The Consumer Duty Amplifier
The targeted support regime does not operate in isolation. It sits within the broader Consumer Duty framework, which requires firms to deliver “good outcomes” and act to avoid foreseeable harm. The Consumer Duty amplifies the case for external benchmarking in two ways:
- Outcome monitoring: The Consumer Duty requires firms to monitor and evidence outcomes at product and service level. Market-wide benchmarks provide the reference point against which “good” outcomes can be objectively assessed
- Foreseeable harm: If external data would have revealed that a segment was poorly defined — leading to inappropriate suggestions — a firm cannot claim the harm was unforeseeable. The existence of available cross-provider data creates a reasonable expectation that firms will use it
The Proportionality Argument
Some firms may argue that external benchmarking is disproportionate to their size or the complexity of their proposition. The FCA has acknowledged that proportionality applies to targeted support implementation. However, proportionality relates to the sophistication of the approach, not the absence of external evidence.
Even a simple targeted support proposition with three or four segments needs to demonstrate that those segments are objectively defined. A smaller firm may need less granular external data, but it still needs some independent evidence to validate its segmentation.
The Timeline Pressure
With the targeted support regime going live in April 2026, firms that have not yet incorporated external benchmarking into their segmentation methodology face an increasingly compressed timeline.

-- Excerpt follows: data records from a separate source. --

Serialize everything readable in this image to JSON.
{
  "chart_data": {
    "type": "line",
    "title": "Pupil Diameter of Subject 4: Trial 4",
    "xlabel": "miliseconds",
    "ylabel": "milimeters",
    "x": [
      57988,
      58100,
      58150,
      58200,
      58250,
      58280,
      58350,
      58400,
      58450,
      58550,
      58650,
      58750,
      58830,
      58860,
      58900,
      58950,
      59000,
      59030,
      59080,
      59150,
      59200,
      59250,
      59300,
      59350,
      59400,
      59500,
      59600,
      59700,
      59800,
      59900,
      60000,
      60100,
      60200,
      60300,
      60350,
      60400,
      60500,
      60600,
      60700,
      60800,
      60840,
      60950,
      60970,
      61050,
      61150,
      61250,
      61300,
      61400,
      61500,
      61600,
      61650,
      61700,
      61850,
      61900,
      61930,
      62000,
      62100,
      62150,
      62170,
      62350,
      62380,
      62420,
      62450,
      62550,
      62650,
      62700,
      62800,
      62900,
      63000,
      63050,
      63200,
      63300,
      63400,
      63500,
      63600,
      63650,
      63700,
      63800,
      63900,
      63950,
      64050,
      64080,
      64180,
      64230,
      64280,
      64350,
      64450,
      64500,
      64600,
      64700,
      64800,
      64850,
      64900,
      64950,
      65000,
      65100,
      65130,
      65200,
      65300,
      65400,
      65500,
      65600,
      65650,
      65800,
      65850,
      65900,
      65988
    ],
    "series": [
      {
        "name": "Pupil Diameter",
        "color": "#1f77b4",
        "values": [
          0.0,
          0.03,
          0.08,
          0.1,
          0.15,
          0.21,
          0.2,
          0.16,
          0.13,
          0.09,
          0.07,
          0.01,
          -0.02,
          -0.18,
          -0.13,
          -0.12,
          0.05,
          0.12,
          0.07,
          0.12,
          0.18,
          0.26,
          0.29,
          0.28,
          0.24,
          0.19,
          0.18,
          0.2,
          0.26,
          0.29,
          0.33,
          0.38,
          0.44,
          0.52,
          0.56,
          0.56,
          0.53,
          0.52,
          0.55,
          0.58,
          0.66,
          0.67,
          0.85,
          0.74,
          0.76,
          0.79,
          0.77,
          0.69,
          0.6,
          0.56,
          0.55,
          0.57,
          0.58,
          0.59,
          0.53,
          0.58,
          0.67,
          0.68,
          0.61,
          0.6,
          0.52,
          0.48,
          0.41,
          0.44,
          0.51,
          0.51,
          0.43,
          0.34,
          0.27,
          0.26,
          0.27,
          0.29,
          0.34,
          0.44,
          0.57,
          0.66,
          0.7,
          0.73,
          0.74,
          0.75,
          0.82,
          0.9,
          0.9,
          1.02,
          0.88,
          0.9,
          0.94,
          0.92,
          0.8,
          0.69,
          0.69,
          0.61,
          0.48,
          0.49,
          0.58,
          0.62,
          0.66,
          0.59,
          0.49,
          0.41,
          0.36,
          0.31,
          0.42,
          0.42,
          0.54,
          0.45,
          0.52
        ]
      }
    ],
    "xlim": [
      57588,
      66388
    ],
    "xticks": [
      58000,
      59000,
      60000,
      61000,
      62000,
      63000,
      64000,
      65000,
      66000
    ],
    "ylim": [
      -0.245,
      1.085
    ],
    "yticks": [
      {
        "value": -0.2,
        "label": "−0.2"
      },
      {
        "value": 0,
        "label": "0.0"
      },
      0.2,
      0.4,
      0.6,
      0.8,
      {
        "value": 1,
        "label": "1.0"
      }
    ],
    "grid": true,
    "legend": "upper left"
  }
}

The practical steps — procuring data, integrating it into segment design, documenting the methodology, and testing outcomes — require lead time.
Firms that wait until the regime is live to address external benchmarking will find themselves in a reactive position, potentially needing to redesign segments after launch when the FCA begins its supervisory review programme.
Key Takeaway
The FCA does not explicitly require external benchmarking — but the logical chain of COBS 9B requirements makes it practically unavoidable. Common characteristics, excluding characteristics, and the better position test all demand evidence that internal data alone cannot provide. Firms that recognise this now will be better prepared than those that discover it during supervisory review.